I've been switched unexpectedly back to an interest in maths for reasons difficult to explain. But the nature of random data has arisen and I have been doing some reading. The question below is just one of the many I have on the issue. It's also quite long, so again, I apologise. Thanks for your time.

As I understand it, algorithmic information theory tells us that;

The 3000 page encyclopaedia contains less information than 3000 pages of random letters

This is illustrated by the fact that a description of the string of random characters would need to be at least as long as the string itself (random data cannot be compressed). The encyclopaedia however, as it is composed of words from a language which has its own rules and structure, could be described in less. As an example of one of the ways this might be achieved, we can imagine replacing every instance of the word 'the' with a single symbol, thereby removing the need for two of the three characters required to express the word itself.
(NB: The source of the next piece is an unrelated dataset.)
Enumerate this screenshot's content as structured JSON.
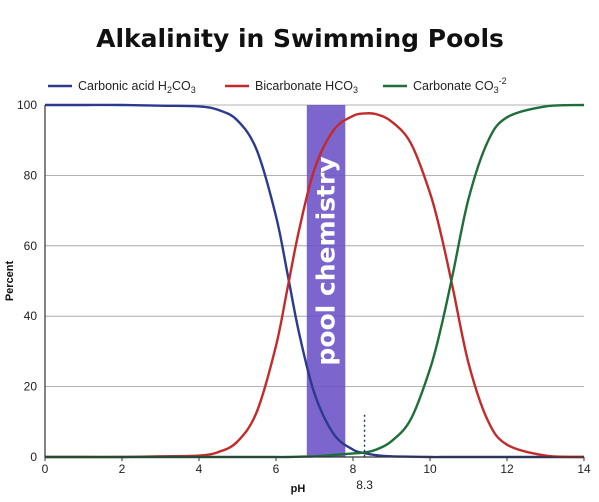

This does of course seem counter intuitive to us, since the encyclopaedia contains more 'useful' data. Of course, how 'useful' data is depends upon human values and cannot be quantified objectively here. In addition to this objection though is our normal understanding of what it means for information to be truly random. To be truly random, information must contain no information (?). If this is the case, then we can assume that no matter how we choose to re-arrange the information as whole, it will make no discernible difference to the meaning of the information. It is said to be in a state of maximum entropy – the information is in a state of total disorder.

Black holes are also an example of maximum entropy, since any re-arrangement of the matter behind the event horizon can make absolutely no difference to the appearance of the black hole. In fact, since it is impossible to ever receive information from inside a black hole, we say that the black hole contains no information. A black hole therefore represents the maximum amount of entropy that can exist in space. This is further illustrated by the fact that if we add more entropy to the system, the black hole must get larger.

Now, if we compare this to our above description of the 3000 pages of random words we find a similarity. If we add more random letters, the solution that describes those random letters must increase accordingly. And yet the characters still contain no information! So then, if the shortest possible solution to describe the characters is the characters themselves, then the solution itself contains no information. Would a better description of the random characters in fact be an algorithm that generates a string of random digits, regardless of whether they are the same digits as in the first random string?

2. Aug 15, 2010

### CRGreathouse

Consider a text file containing the encyclopedia. Now compress that file with, e.g., gzip. The resulting file has the whole encyclopedia but in fewer bits, so it has more information per bit. If you look at the compressed bits you'll see that they look essentially random.

For all you know, that large 'random' string is just the compressed form of a larger encyclopedia... right?

3. Aug 15, 2010

### technodai

Okay I think I get that so far. However, the bits that make up the compressed encyclopaedia wouldn't actually be random, even if they gave the appearance of being so. Similarly the random string, if it was the compressed form of a larger encyclopedia would therefore cease to be random!

Does this say more about our inability to tell if a string is truly random than it does about whether any random string is equivalent to any other (of the same length)? Could the random string be effectively described by the random string generating algorithm?

4. Aug 15, 2010

### CRGreathouse

How could you possibly tell? I mean, if you try to unzip it with a gzip decompressor (gunzip) and it fails, you know it's not gzipped. But what if it was CRGreathouse-encoded?

But all this is a bit afield from the original question. What's being measured is entropy, not usefulness, and a random string has maximal entropy. This follows fairly quickly from the definition of information entropy.